Agir pour un nouvel âge de l’émancipation

Tribune parue dans le numéro d’avril du journal Initiatives.

La Délégation aux droits des femmes du Sénat, que je préside, a engagé tout au long de l’année 2012 une réflexion très large sur le thème « Femmes et travail ». Celle-ci nous a conduit à nous intéresser, tout particulièrement, aux travailleuses non qualifiées qui sont exposées à une précarité et à une pauvreté croissantes sous l’effet du sous-emploi et du temps partiel qui concerne pour 82 % des femmes.

En commençant nos travaux, nous avions le sentiment que l’entrée massive des femmes sur le marché du travail à partir des années soixante avait contribué à cette émancipation et constituait un phénomène social majeur. Mais il nous semblait aussi que cette mutation sociale restait inachevée et - c’est plus grave- que la dynamique de l’égalité dans le travail marquait le pas depuis les années 1990. On était même confronté à une précarité et à une pauvreté croissante des femmes travaillant sur des emplois peu qualifiés. Nous souhaitions vérifier cette impression et examiner les moyens de relancer la dynamique égalitaire. Nous alors privilégié une approche systémique qui replace le travail au cœur d’un nouvel ordre social émancipateur.
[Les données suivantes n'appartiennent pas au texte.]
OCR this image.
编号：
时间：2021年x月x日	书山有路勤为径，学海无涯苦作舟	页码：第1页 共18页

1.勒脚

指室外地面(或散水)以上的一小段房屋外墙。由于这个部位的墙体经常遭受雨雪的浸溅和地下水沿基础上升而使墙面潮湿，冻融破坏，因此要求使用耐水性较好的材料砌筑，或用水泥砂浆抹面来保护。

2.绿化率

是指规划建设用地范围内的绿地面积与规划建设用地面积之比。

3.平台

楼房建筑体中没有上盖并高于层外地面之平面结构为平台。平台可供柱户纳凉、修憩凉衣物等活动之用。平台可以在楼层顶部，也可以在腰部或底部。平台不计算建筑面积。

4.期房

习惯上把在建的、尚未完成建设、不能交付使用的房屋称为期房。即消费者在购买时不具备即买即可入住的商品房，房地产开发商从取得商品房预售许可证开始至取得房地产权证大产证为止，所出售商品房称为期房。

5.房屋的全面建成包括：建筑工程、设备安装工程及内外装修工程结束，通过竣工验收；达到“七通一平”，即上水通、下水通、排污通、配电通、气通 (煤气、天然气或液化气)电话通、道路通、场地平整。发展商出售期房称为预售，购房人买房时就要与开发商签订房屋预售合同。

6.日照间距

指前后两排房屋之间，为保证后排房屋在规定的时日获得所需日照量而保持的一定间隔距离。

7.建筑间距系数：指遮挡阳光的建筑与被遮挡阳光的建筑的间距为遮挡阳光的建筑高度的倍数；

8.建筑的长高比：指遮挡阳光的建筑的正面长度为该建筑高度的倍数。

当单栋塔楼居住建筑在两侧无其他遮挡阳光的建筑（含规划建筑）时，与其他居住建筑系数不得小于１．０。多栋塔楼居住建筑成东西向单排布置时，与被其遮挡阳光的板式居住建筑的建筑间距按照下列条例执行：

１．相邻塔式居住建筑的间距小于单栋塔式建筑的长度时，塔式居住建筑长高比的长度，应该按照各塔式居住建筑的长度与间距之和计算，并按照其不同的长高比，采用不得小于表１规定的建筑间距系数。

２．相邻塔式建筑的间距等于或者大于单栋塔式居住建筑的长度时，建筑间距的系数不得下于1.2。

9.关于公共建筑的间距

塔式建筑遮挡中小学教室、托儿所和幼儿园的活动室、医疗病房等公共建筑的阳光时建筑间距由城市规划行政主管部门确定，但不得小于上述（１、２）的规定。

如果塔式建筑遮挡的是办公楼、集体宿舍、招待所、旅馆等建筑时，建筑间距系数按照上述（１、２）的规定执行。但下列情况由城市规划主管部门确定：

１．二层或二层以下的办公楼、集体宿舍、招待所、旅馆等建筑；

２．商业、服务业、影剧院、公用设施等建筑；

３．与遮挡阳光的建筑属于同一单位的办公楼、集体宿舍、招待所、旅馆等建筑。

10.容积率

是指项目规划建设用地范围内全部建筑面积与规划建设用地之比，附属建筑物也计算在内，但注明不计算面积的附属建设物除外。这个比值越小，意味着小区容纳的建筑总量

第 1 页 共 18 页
Les femmes ont toujours travaillé, le taux d’activité féminin tournait autour de 35 % dans la première moitié du XXe siècle, mais une large partie de ce travail restait invisible, car non rémunéré. Ce qui est nouveau à partir des années 1960, c’est l’essor de l’emploi salarié féminin qui a constitué un puissant facteur d’émancipation économique et sociale des femmes. Les femmes représentent aujourd’hui près de la moitié de la population active. Mais cette apparente égalité numérique recouvre une réalité qui reste asymétrique et inégalitaire. L’entrée massive des femmes dans le travail salarié n’a pas fondamentalement remis en cause un ordre sexué qui demeure inégalitaire.

Les inégalités salariales sont le révélateur de cette recomposition inégalitaire de l’ordre sexué. L’emploi féminin reste ainsi marqué par trois caractéristiques majeures. Il est fortement concentré sur un nombre restreint de métiers et de secteurs et il correspond souvent à des emplois peu qualifiés, moins valorisés et exercés à temps partiel entraînant une surreprésentation des femmes parmi les bas salaires. Seconde caractéristique, le « plafond de verre », ces blocages qui pénalisent les carrières des femmes et les freinent dans l’accès aux postes dirigeants.

Enfin, troisième caractéristique de l’emploi féminin : sa bipolarisation croissante. La réussite scolaire et universitaire des femmes est incontestable. Elle permet à certaines d’atteindre un haut niveau de qualification et d’accéder à l’emploi dans des conditions convenables même si leur déroulement de carrière reste inférieur à celui des hommes. Mais à l’autre extrémité, les femmes non qualifiées sont exposées à une précarité et à une pauvreté croissantes sous l’effet du sous-emploi et du temps partiel. Les femmes constituent ainsi 75 % des salariés à bas salaires : la pauvreté au travail a donc, trois fois sur quatre, un visage de femme. À l’appui de ces constats, le rapport issu de nos travaux propose donc un certain nombre de pistes pour accéder au « deuxième âge de l’émancipation des femmes ».

Il nous est apparu indispensable de conjuguer deux approches complémentaires et indissociables : il faut à la fois faire évoluer le monde du travail et engager une évolution de la société tout entière et un changement des mentalités. À ce titre, la délégation a exprimé une attente particulière à l’égard du système éducatif dans son ensemble pour lutter contre les stéréotypes sexués. Ainsi les 26 recommandations adoptées par la délégation tendent vers deux axes. D’une part, à faire évoluer le monde du travail en proposant un nouvel encadrement juridique du temps partiel – que la majoration salariale s’applique dès la première heure complémentaire, que les interruptions de travail et les délais de prévenance soient plus strictement encadrés - une revalorisation des emplois féminins et une meilleure mixité dans les différents métiers.

D’autre part, ces recommandations tendent à rechercher un nouvel équilibre entre les sexes dans l’articulation des temps de vie, à travers une réforme des congés de parentalité et de paternité et un développement des structures d’accueil pour les jeunes enfants et les personnes dépendantes. La délégation considère qu’une relance de l’égalité femmes-hommes dans le travail appelle cette réponse globale, par une approche systémique qui replace le travail au cœur d’un nouvel ordre social émancipateur.